Kepada Desa Ketangkuhen, Jois Bangun mengaku setiap tahun menyurati PLN agar Dusun Saringkulit bisa dialiri Listrik. Tahun ini bersama Camat ia berjanji akan kembali menyurati PLN agar semua warga desanya bisa menikmati Listrik PLN.

“Karena terlalu jauh kata orang PLN waktu itu, jadi listrik belum bisa masuk,” kata Jois pada IDN Times.

Kades Negeri Gugung, Enda Sembiring mengatakan memang untuk masuk Listrik PLN ke Desa Negeri Gugung, Bukum dan Katengkuhen tidak mudah karena akses jalan buruk dan jaraknya jauh dari desa tetangga. Selain itu ada juga yang menolak memberikan lahannya untuk dibangun tiang Listrik.

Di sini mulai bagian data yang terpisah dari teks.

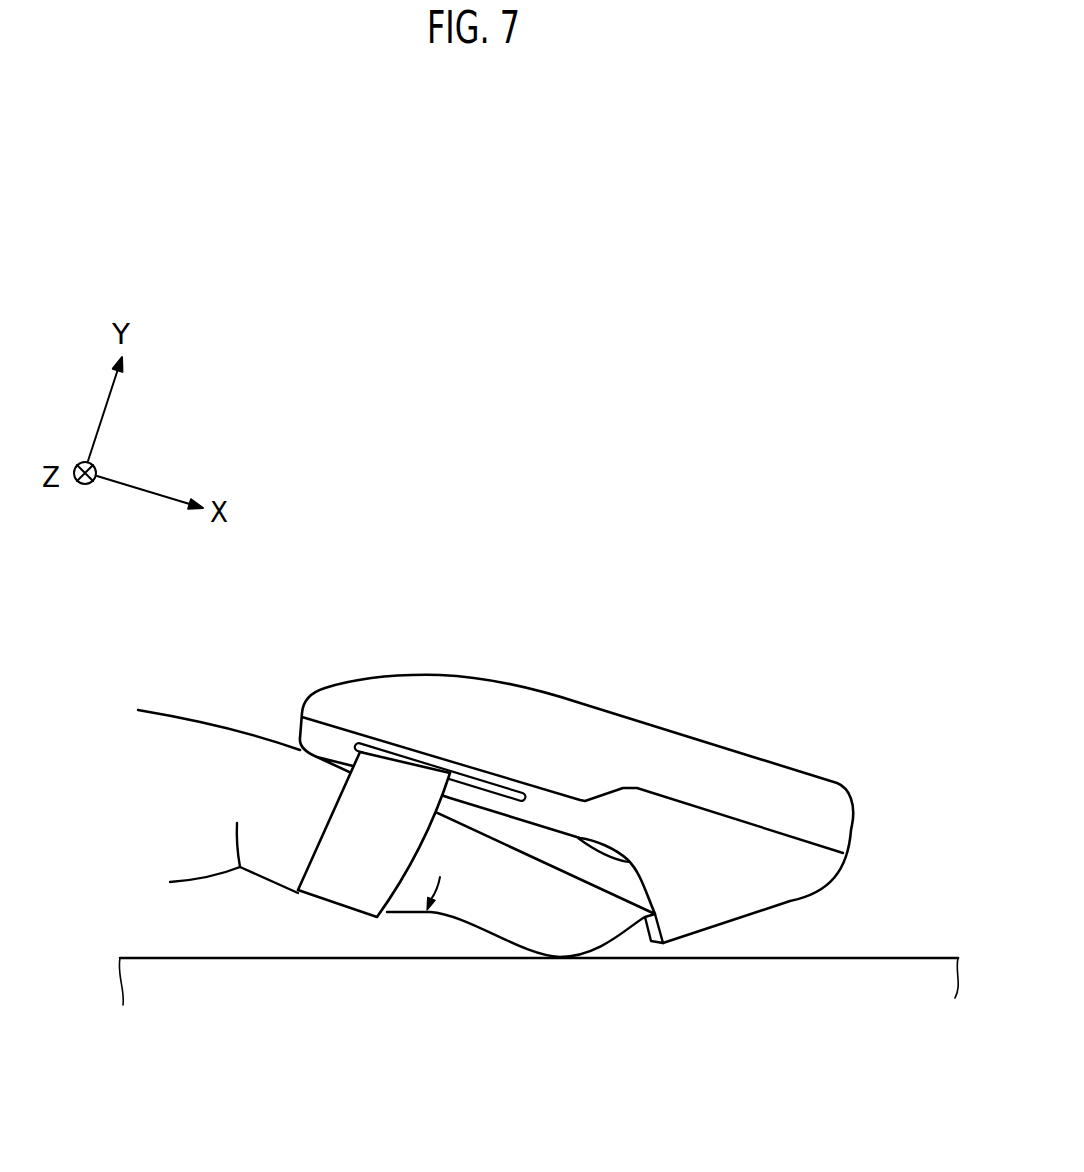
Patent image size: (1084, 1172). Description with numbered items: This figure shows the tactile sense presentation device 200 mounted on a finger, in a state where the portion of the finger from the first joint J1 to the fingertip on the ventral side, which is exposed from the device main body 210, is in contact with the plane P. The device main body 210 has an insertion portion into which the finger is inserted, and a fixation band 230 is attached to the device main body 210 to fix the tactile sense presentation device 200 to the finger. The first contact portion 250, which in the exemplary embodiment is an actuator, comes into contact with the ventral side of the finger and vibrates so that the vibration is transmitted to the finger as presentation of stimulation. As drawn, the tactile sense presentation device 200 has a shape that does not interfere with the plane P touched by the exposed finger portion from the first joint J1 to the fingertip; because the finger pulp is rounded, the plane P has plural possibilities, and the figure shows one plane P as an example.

The tactile sense presentation device 200 is at (576, 730).
The device main body 210 is at (693, 737).
The fixation band 230 is at (347, 895).
The first contact portion 250 is at (643, 940).
The plane P is at (177, 957).
The first joint J1 is at (453, 917).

“PLN waktu itu mau masuk ke sini juga gak mudah, akses jalan masih jelek dan jauh. Kemudian soal ganti rugi pohon yang ditumbangkan karena pembangunan tiang Listrik. PLN gak mau keluarkan uang, banyak warga yang menolak kalau gak diganti rugi pohonnya. Jadi terpaksalah uang pribadi saya keluar mengganti pohon-pohon warga ini, sekitar Rp300 ribu satu pohon aku membayar,” kenang Kades Negeri Gugung, Enda Sembiring.

Di satu sisi, Enda bersyukur listrik PLN kini sudah masuk ke desanya. Pasalnya pada November 2024 banjir bandang yang terjadi di Kecamatan Sibolangit membuat PLTMH di Desa Negeri Gugung dan Desa Bukum tersapu air dan hilang. Kini PLN jadi satu-satunya sumber listrik masyarakat di dua desa tersebut.

Teknologi Hibrid ala Negeri Gugung

Kantor Desa Neger Gugung, Kecamatan Sibolangit, Deli Serdang (IDN Times/Arifin Al Alamudi)

Meski sudah ada Listrik PLN, Enda bercerita dalam waktu dekat masyarakat desanya akan urunan untuk membeli PLTMH baru. Pasalnya Listrik PLN belum bisa menjangkau hingga ke sawah warga. Sedangkan PLTMH berada di sungai dekat dengan sawah sehingga mudah untuk digunakan menyalakan mesin untuk irigasi.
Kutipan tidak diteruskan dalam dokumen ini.